El presidente Javier Milei presentó en el Foro Económico Mundial de Davos una versión moderada de su discurso habitual, buscando consolidar su imagen de estadista y reforzar un mensaje central: el firme alineamiento de Argentina con los intereses de Estados Unidos y la administración de Donald Trump.
Lejos de las polémicas del año pasado, su intervención de 30 minutos se centró en una defensa filosófica de Occidente, mientras que sus gestos concretos ratificaron la sintonía política con Washington, incluyendo el apoyo al Consejo de Paz impulsado por Trump.
El viaje sirvió para proyectar una nueva faceta del mandatario, quien evitó comparaciones incendiarias y se ciñó a un guion cuidadoso. Según Noticias Argentinas (NA), dentro de su entorno se elogió el discurso como «fuera de serie» y con el «más contenido teórico de un presidente argentino en 50 años». Sin embargo, otros reconocieron que esperaban un tono «más fuerte», similar a su explosiva presentación de 2025, donde polemizó abiertamente con la ideología woke.

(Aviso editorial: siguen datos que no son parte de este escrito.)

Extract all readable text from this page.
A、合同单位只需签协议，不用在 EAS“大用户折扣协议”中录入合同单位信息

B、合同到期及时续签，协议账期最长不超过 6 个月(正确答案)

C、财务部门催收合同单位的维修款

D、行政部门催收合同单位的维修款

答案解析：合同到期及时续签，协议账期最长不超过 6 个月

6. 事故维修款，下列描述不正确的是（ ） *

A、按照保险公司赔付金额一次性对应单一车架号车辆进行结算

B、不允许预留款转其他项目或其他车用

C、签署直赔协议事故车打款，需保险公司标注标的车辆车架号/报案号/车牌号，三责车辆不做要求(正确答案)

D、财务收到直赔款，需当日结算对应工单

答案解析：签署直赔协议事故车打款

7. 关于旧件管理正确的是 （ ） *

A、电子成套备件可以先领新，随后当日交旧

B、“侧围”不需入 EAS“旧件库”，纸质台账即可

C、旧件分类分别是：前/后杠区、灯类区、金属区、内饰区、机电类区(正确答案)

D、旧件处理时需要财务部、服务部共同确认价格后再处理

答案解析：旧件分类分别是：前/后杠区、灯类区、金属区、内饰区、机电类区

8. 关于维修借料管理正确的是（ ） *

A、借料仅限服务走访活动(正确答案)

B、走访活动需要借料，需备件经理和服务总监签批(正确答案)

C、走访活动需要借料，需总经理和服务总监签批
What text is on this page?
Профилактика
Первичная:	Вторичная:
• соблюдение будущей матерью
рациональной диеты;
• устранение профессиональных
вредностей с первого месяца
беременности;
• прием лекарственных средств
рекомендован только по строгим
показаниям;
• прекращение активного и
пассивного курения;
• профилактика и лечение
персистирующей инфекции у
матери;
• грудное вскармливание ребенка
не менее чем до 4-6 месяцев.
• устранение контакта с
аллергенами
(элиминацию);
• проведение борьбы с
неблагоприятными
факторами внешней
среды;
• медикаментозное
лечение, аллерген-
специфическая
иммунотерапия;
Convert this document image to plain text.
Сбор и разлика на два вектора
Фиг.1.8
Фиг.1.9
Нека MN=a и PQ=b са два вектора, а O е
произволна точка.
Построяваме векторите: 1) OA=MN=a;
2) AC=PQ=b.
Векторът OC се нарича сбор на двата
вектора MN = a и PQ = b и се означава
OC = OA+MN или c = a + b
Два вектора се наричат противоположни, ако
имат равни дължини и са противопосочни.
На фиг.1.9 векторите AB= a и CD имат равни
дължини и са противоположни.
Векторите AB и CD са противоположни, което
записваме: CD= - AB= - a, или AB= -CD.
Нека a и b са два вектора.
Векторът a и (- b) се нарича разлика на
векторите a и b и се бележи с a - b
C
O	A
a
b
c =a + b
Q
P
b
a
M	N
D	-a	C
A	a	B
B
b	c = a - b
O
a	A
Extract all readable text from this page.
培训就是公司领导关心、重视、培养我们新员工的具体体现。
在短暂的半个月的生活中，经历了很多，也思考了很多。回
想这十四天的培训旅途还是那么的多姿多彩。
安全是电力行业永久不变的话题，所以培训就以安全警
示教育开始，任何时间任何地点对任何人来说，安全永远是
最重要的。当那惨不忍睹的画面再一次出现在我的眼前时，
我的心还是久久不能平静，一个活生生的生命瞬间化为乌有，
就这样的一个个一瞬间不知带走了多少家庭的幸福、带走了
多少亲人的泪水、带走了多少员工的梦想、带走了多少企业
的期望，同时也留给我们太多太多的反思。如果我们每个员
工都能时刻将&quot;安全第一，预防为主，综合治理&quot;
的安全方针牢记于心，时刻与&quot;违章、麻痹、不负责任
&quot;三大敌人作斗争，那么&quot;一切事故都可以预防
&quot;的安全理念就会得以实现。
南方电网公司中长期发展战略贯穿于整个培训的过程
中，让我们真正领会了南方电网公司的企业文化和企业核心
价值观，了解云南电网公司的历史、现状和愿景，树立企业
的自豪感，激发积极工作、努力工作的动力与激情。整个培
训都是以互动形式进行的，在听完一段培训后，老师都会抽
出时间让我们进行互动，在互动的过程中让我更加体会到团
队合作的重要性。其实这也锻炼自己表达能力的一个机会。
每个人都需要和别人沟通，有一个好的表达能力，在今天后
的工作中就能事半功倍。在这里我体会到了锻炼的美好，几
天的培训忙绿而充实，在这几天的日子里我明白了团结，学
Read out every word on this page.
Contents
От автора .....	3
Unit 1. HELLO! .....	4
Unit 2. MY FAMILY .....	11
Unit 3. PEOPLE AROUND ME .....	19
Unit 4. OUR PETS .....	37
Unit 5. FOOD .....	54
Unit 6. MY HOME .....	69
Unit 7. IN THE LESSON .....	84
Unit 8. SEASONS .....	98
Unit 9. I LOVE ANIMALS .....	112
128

Un nuevo tono diplomático y la consolidación de una alianza estratégica
El cambio de tono no fue lo único que llamó la atención. El contenido estratégico de la gira apuntó a profundizar la relación bilateral con Estados Unidos. Milei no solo elogió públicamente la «excelente» intervención estadounidense en Venezuela en una entrevista con Bloomberg, sino que también participó activamente en la firma del acta constitutiva del Consejo de Paz, una iniciativa personal del presidente Trump a la que adhirieron unos 20 países. Este gesto, más allá de su alcance práctico, simbolizó la voluntad de Argentina de posicionarse como un aliado confiable en la agenda internacional de Washington.
Este acercamiento tiene un objetivo concreto de política exterior. Desde el Gobierno se expresa la ambición de que Argentina actúe como un «buen interlocutor» en conflictos internacionales complejos, como el de Medio Oriente, capitalizando su postura de defensor de Israel pero mostrando apertura al diálogo. La gira también sirvió para destrabar negociaciones comerciales pendientes. El propio Milei anticipó: «Estamos prestos a firmarlos, estamos con los detalles. Muy pronto vamos a tener buenas noticias».
El viaje a Estados Unidos de marzo: la próxima cita en la agenda bilateral
Los resultados de Davos ya están delineando el próximo paso. El vínculo fortalecido con la administración Trump está impulsando los preparativos para una nueva visita de Milei a Estados Unidos, tentativamente programada para principios de marzo. El motivo oficial sería la «Argentina Week», un evento de promoción comercial que se celebrará entre el 9 y el 11 de ese mes. Sin embargo, en el entorno presidencial no descartan que el viaje también sea el escenario ideal para la firma formal de los acuerdos comerciales que se están ultimando, consolidando así en papeles la alianza estratégica que se viene gestando desde hace meses.
El viaje a Davos 2026 marcó un punto de inflexión en la proyección internacional de Javier Milei. Dejó atrás la figura del polemista global para ensayar el papel de un presidente que negocia y construye alianzas desde un discurso más templado. Si bien el tono fue distinto, el mensaje de fondo se mantuvo inquebrantable: Argentina apuesta todo a su relación con Estados Unidos. Los próximos meses, con el viaje a Washington y la posible firma de acuerdos clave, demostrarán si esta estrategia de alineamiento rinde los frutos económicos y políticos que el Gobierno espera.